Methods and Results: Using fluorescent dye measurements of intracellular Ca2+, we detected the presence of SOC channels in cultured neonatal cardiomyocytes. Furthermore Stim1, a recently identified molecular component of the SOC channel, was readily detected by immuno-staining and Western blot analysis. Interestingly, SOC influx was much more robust in neonatal rat ventricular myocytes (NRVMs) than in adult myocytes, as were Stim1 mRNA and protein levels (6.9±0.4, 7.5±0.6 fold, p<0.01, respectively).
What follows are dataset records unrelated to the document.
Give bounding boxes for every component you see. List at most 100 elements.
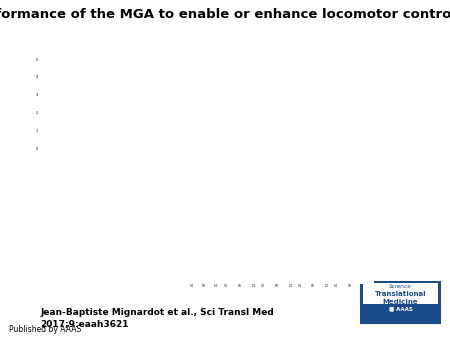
Bar [287,58,294,71]
Bar [331,58,337,71]
Bar [140,229,183,254]
Bar [333,223,366,227]
Bar [297,165,330,169]
Bar [336,77,342,90]
Bar [222,58,229,71]
Bar [297,252,330,256]
Point [89,158,96,163]
Bar [252,58,258,71]
Point [48,154,55,160]
Bar [285,77,291,90]
Bar [208,58,214,71]
Bar [246,118,256,129]
Point [130,158,137,163]
Point [123,119,130,124]
Point [105,113,112,119]
Bar [208,77,214,90]
Bar [224,252,256,256]
Bar [309,58,315,71]
Bar [363,304,438,314]
Point [142,99,149,104]
Bar [246,95,252,108]
Bar [260,165,293,169]
Bar [244,58,251,71]
Point [136,89,143,94]
Bar [345,58,352,71]
Bar [350,77,357,90]
Text: Translational: Translational [375,291,426,297]
Text: Published by AAAS: Published by AAAS [9,325,81,334]
Bar [45,171,89,196]
Bar [260,223,293,227]
Bar [212,118,222,129]
Bar [297,194,330,198]
Bar [259,58,265,71]
Bar [222,77,229,90]
Bar [208,95,214,108]
Bar [244,77,251,90]
Text: A  Changes in locomotor performance for individuals with spinal cord injury: A Changes in locomotor performance for i… [45,45,193,49]
Point [99,127,106,133]
Point [161,65,168,71]
Bar [200,77,207,90]
Bar [260,194,293,198]
Bar [299,77,306,90]
Bar [200,118,211,129]
Bar [274,95,281,108]
Bar [338,58,345,71]
Bar [223,118,233,129]
Bar [352,58,359,71]
Bar [215,95,221,108]
Bar [45,229,89,254]
Bar [314,77,320,90]
Text: Science: Science [389,284,412,289]
Bar [140,200,183,225]
Bar [302,58,308,71]
Bar [140,258,183,284]
Bar [93,200,136,225]
Bar [222,95,229,108]
Text: Jean-Baptiste Mignardot et al., Sci Transl Med
2017;9:eaah3621: Jean-Baptiste Mignardot et al., Sci Tran… [40,308,274,328]
Bar [260,95,266,108]
Bar [267,95,274,108]
Bar [304,95,310,108]
Bar [140,171,183,196]
Bar [230,77,236,90]
Text: Epidemiological stimulation: Epidemiological stimulation [257,47,307,51]
Bar [93,258,136,284]
Text: B  Changes in gait patterns of representative individuals
    for each category : B Changes in gait patterns of representa… [43,164,153,172]
Point [130,96,137,101]
Bar [321,77,328,90]
Bar [93,229,136,254]
Bar [230,58,236,71]
Bar [215,58,221,71]
Bar [343,77,349,90]
Point [82,129,90,135]
Text: Medicine: Medicine [382,299,418,306]
Bar [301,118,318,129]
Bar [93,171,136,196]
Bar [200,95,207,108]
Point [68,158,75,163]
Bar [230,95,236,108]
Bar [324,58,330,71]
Bar [282,95,288,108]
Text: Locomotor training: Locomotor training [318,47,353,51]
Bar [45,258,89,284]
Text: Fig. 5. Performance of the MGA to enable or enhance locomotor control after SCI.: Fig. 5. Performance of the MGA to enable… [0,8,450,21]
Bar [256,118,267,129]
Bar [45,200,89,225]
Bar [263,77,270,90]
Bar [260,252,293,256]
Bar [215,77,221,90]
Bar [200,131,304,137]
Bar [328,77,335,90]
Point [109,124,117,129]
Bar [224,165,256,169]
Bar [200,58,207,71]
Bar [279,118,289,129]
Bar [297,223,330,227]
Bar [224,194,256,198]
Bar [268,118,278,129]
Bar [363,283,438,314]
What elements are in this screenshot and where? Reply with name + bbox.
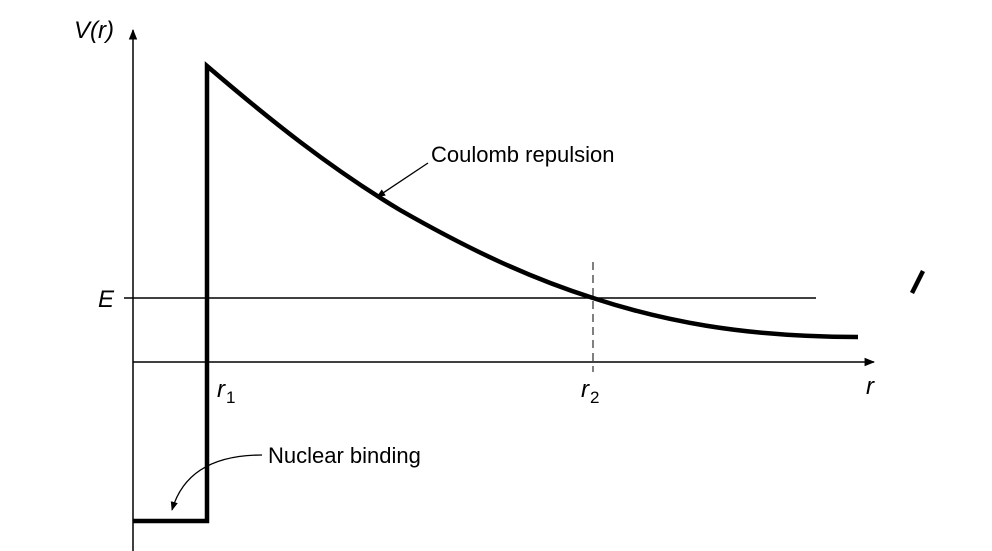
coulomb-arrow bbox=[376, 162, 429, 198]
ink-mark bbox=[910, 270, 925, 294]
x-axis-label: r bbox=[866, 373, 875, 400]
r1-label: r1 bbox=[217, 376, 235, 407]
r2-label: r2 bbox=[581, 376, 599, 407]
r2-subscript: 2 bbox=[590, 388, 599, 407]
nuclear-arrow bbox=[170, 454, 263, 511]
y-axis-label: V(r) bbox=[74, 17, 114, 44]
energy-label: E bbox=[98, 286, 115, 313]
nuclear-binding-label: Nuclear binding bbox=[268, 443, 421, 468]
r1-subscript: 1 bbox=[226, 388, 235, 407]
potential-curve bbox=[133, 61, 859, 524]
coulomb-repulsion-label: Coulomb repulsion bbox=[431, 142, 614, 167]
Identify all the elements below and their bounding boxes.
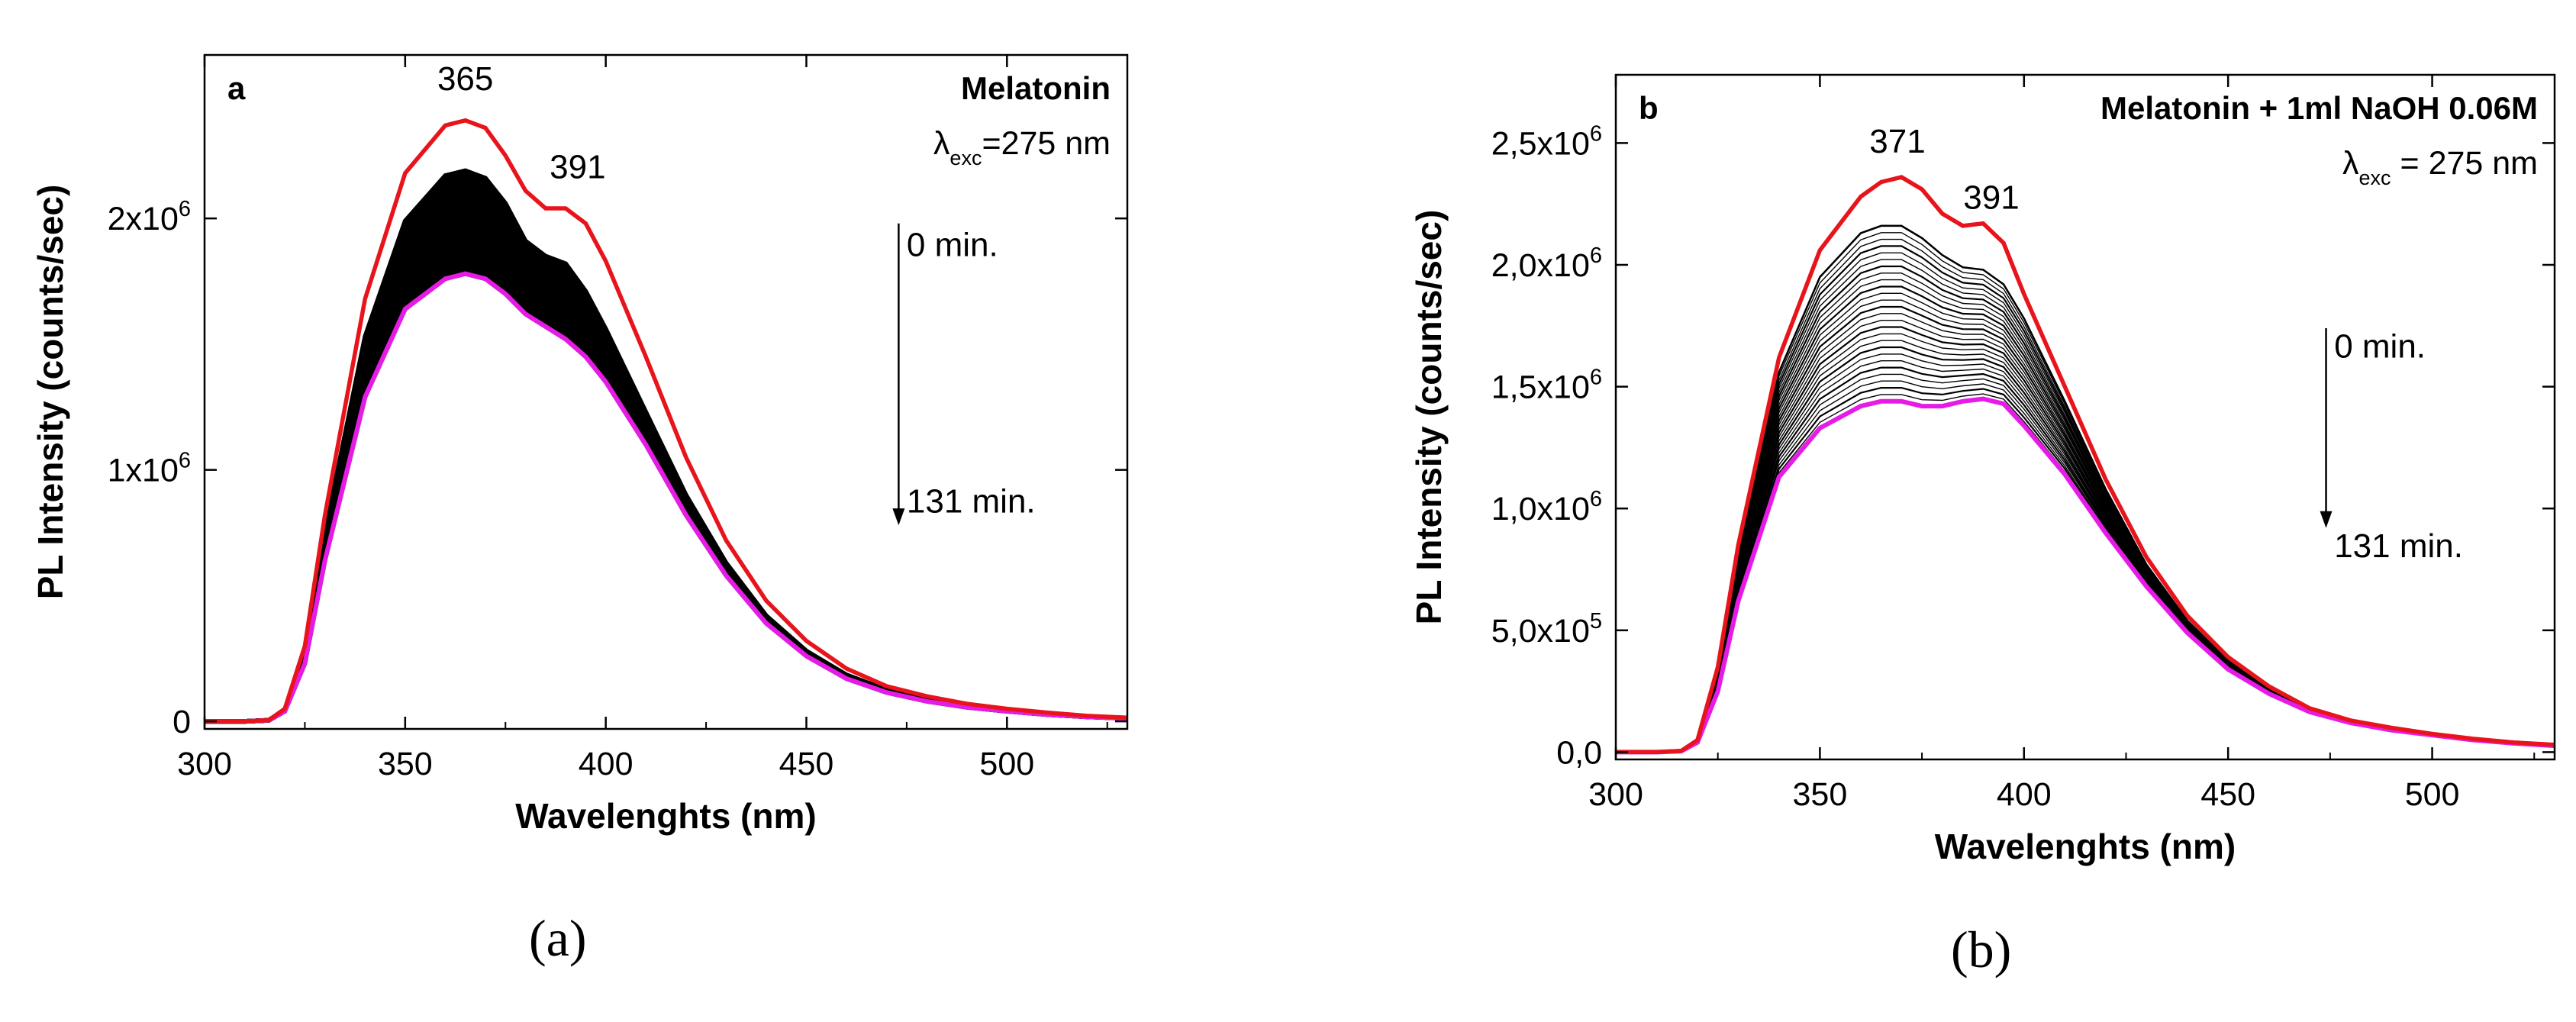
panel-a-excitation-subscript: exc: [949, 147, 982, 169]
panel-b-plot-area: [1616, 175, 2555, 755]
panel-a-x-tick-label: 450: [779, 746, 834, 782]
panel-b-excitation: λexc = 275 nm: [2342, 145, 2538, 189]
panel-a-y-tick-base: 0: [172, 704, 191, 740]
panel-b-y-tick-label: 1,5x106: [1491, 366, 1602, 406]
panel-b-y-tick-base: 1,0x10: [1491, 491, 1590, 527]
panel-b-excitation-symbol: λ: [2342, 145, 2359, 182]
panel-a-peak-label: 365: [437, 60, 493, 98]
panel-b-y-tick-base: 5,0x10: [1491, 613, 1590, 650]
panel-a-letter: a: [227, 70, 246, 106]
panel-a-x-tick-label: 300: [177, 746, 232, 782]
panel-a-y-tick-exponent: 6: [179, 449, 191, 473]
panel-b-y-tick-label: 0,0: [1556, 734, 1602, 771]
panel-b-y-tick-label: 1,0x106: [1491, 487, 1602, 527]
panel-b-y-tick-base: 2,5x10: [1491, 125, 1590, 162]
caption-b: (b): [1951, 920, 2011, 980]
panel-a-y-tick-label: 0: [172, 704, 191, 740]
panel-b-x-tick-label: 300: [1588, 776, 1643, 813]
panel-b-excitation-value: = 275 nm: [2391, 145, 2538, 182]
panel-b-intermediate-curve: [1616, 387, 2555, 753]
panel-a-x-tick-label: 400: [579, 746, 634, 782]
panel-b-y-tick-label: 2,0x106: [1491, 243, 1602, 284]
panel-a-x-axis-label: Wavelenghts (nm): [515, 796, 816, 836]
panel-b-peak-label: 391: [1963, 179, 2019, 217]
panel-a-excitation-value: =275 nm: [982, 125, 1111, 162]
panel-a-excitation-symbol: λ: [933, 125, 950, 162]
panel-a-y-tick-base: 2x10: [108, 201, 179, 237]
panel-b-peak-label: 371: [1869, 123, 1925, 160]
panel-a-peak-label: 391: [550, 148, 605, 185]
panel-b-x-tick-label: 500: [2405, 776, 2460, 813]
caption-b-text: (b): [1951, 920, 2012, 978]
panel-b-x-tick-label: 400: [1997, 776, 2052, 813]
panel-a-plot-area: [205, 118, 1127, 724]
panel-b-frame: [1614, 73, 2556, 761]
panel-b-y-tick-base: 0,0: [1556, 734, 1602, 771]
panel-a-y-tick-label: 1x106: [108, 449, 191, 489]
panel-a-y-tick-label: 2x106: [108, 197, 191, 237]
panel-b-y-tick-exponent: 6: [1590, 487, 1602, 511]
panel-a-title: Melatonin: [961, 70, 1111, 106]
panel-a-x-tick-label: 350: [378, 746, 433, 782]
panel-a-frame: [203, 53, 1129, 730]
panel-b-time-start-label: 0 min.: [2334, 327, 2426, 365]
panel-a-time-end-label: 131 min.: [907, 483, 1036, 521]
panel-b-y-tick-base: 1,5x10: [1491, 369, 1590, 406]
panel-b-x-tick-label: 350: [1793, 776, 1848, 813]
panel-b-x-axis-label: Wavelenghts (nm): [1935, 827, 2236, 866]
panel-a-series-final: [205, 271, 1127, 724]
panel-a-y-axis-label: PL Intensity (counts/sec): [31, 185, 70, 600]
panel-b-y-tick-exponent: 6: [1590, 121, 1602, 146]
panel-b-y-tick-base: 2,0x10: [1491, 247, 1590, 284]
panel-a-time-start-label: 0 min.: [907, 227, 998, 264]
panel-b-y-tick-label: 2,5x106: [1491, 121, 1602, 162]
panel-b-y-tick-exponent: 6: [1590, 243, 1602, 268]
panel-b-chart: 300 350 400 450 5000,05,0x1051,0x1061,5x1062…: [1409, 73, 2556, 866]
panel-b-title: Melatonin + 1ml NaOH 0.06M: [2100, 90, 2538, 126]
panel-b-letter: b: [1639, 90, 1659, 126]
panel-b-time-arrow-head: [2320, 511, 2333, 528]
panel-b-y-tick-label: 5,0x105: [1491, 609, 1602, 650]
panel-b-y-axis-label: PL Intensity (counts/sec): [1409, 210, 1449, 625]
panel-b-x-tick-label: 450: [2200, 776, 2255, 813]
panel-b-y-tick-exponent: 6: [1590, 366, 1602, 390]
panel-a-x-tick-label: 500: [979, 746, 1034, 782]
panel-b-excitation-subscript: exc: [2359, 166, 2391, 189]
caption-a: (a): [529, 908, 586, 969]
panel-b-y-tick-exponent: 5: [1590, 609, 1602, 634]
panel-a-y-tick-base: 1x10: [108, 453, 179, 489]
panel-b-series-final: [1616, 396, 2555, 755]
panel-b-series-initial: [1616, 175, 2555, 755]
panel-a-y-tick-exponent: 6: [179, 197, 191, 221]
panel-a-time-arrow-head: [892, 508, 905, 526]
panel-a-excitation: λexc=275 nm: [933, 125, 1111, 169]
panel-a-series-initial: [205, 118, 1127, 724]
caption-a-text: (a): [529, 909, 587, 967]
panel-b-time-end-label: 131 min.: [2334, 527, 2463, 565]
Furthermore, in two in vivo models of cardiac hypertrophy, thoracic aortic constriction (TAC) and cardiomyocyte-specific over-expression of calcineurin (Cn), we found that Stim1 protein was significantly up-regulated (1.9±0.4-fold, 2.1±0.3-fold, p<0.05 each). Consistent with this, Stim1 levels were increased in NRVMs exposed to multiple growth agonists such as angiotension II (100 nM) and PE (100 μM) (2.3±0.2, 3.1±0.3, p<0.01, respectively). To probe the molecular basis of cardiac SOC current, we expressed mutant (D76A, constitutively active; ΔERM, dominant negative) forms of human Stim1 in NRVMs. D76A markedly increased SOC influx triggered by thapsigargin (Tg) or cyclopiazonic acid. In contrast, ΔERM blocked SOC. Finally, Stim1 over-expression elicited robust, dose-dependent increases in NFAT-dependent luciferase reporter activity and triggered an exaggerated SOC response on Tg stimulation. RNAi-mediated knock-down of Stim1 blocked Tg-triggered luciferase activity.
Conclusion: Stim1-mediated SOC entry is active in neonatal cardiomyocytes and down-regulated in adult cells. Stim1 is up-regulated during hypertrophic transformation of the myocardium, possibly participating in Cn-NFAT activation. We conclude that SOC currents are part of the fetal gene program in heart and may contribute to the sustained Ca2+ overload of heart failure.
This research has received full or partial funding support from the American Heart Association, South Central Affiliate (Arkansas, New Mexico, Oklahoma & Texas).